I'm currently doing analysis and design for a new message bus architecture in my company. I have tried MSMQ to do something like this in the past and it works well and was thinking of doing the same thing again for this project but using WCF as the API instead of using the System.Messaging API. Has anyone had experience with MSMQ in WCF? Is it easier to use then the System.Messaging API? What would be some benefits of using WCF over System.Messaging or vice versa?

+6  A: 

IMHO, with so many good, flexible and proven bus architectures to choose from (NServiceBus, Mass Transit, Rhino Service Bus), implementing your own would be a big NIH. It's not a trivial task.
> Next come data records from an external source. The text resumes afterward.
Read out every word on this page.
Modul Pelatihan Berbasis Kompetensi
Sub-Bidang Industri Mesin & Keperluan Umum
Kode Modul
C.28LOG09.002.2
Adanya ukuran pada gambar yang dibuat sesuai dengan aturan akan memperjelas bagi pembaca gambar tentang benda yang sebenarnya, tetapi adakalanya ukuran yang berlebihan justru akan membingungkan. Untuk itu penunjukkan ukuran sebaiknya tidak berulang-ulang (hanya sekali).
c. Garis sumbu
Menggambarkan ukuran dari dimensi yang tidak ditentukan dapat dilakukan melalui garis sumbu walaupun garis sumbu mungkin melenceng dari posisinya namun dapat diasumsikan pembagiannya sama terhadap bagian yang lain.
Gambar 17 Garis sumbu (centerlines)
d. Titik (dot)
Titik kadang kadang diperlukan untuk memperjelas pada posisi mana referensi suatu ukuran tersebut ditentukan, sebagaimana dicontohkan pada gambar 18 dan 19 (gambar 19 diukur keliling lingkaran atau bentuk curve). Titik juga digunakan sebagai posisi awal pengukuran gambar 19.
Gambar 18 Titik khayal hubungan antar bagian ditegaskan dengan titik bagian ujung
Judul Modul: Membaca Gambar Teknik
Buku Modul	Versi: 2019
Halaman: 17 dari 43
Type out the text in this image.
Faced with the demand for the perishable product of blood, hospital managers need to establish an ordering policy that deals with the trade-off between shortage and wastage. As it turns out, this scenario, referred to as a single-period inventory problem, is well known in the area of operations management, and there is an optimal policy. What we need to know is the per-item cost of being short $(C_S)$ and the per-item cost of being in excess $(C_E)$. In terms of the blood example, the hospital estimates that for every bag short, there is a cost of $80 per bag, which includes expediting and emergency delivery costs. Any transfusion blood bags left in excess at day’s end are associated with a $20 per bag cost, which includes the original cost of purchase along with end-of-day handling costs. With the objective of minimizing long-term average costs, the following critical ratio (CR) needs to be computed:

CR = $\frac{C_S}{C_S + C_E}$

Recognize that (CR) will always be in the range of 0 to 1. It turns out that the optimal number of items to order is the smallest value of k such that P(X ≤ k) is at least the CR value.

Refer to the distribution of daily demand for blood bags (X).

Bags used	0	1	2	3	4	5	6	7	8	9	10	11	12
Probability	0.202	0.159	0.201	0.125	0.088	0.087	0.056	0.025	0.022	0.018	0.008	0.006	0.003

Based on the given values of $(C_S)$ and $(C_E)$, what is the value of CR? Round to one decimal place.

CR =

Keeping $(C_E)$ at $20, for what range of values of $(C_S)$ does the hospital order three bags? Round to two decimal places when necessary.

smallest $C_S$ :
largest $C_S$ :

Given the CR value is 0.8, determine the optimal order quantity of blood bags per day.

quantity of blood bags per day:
Udi describes it very well in this message.

Mauricio Scheffer
mausch thank you for the information about the message bus systems already out there. I didn't know that there were already systems like this open to the public!
b_richardson
+2  A: 

the Apache ActiveMQ (open source) message broker also has a .NET client:

http://activemq.apache.org

Together with Apache Camel and Apache ServiceMix, enterprise integration patterns and enterprise service bus systems are easy to set up.

mjustin
Thanks for the info mjustin! I'll check it out!
b_richardson
+2  A: 

Sorry, coming very late to this, but hopefully my answer is useful.

Both WCF Queuing and System.Messaging are wrappers over the MSMQ APIs. WCF is more sophisticated, with the following benefits:

  • An OO view of your application's business processes rather than its communication plumbing.
  • End-to-end message encryption and authentication for free. System.Messaging only supports encryption on the wire, not in the store.
  • Hosting within IIS, rather than having to build your own custom host.
  • Message correlation for free. This allows you to group messages into sessions automatically.
  • Transactional batching for free.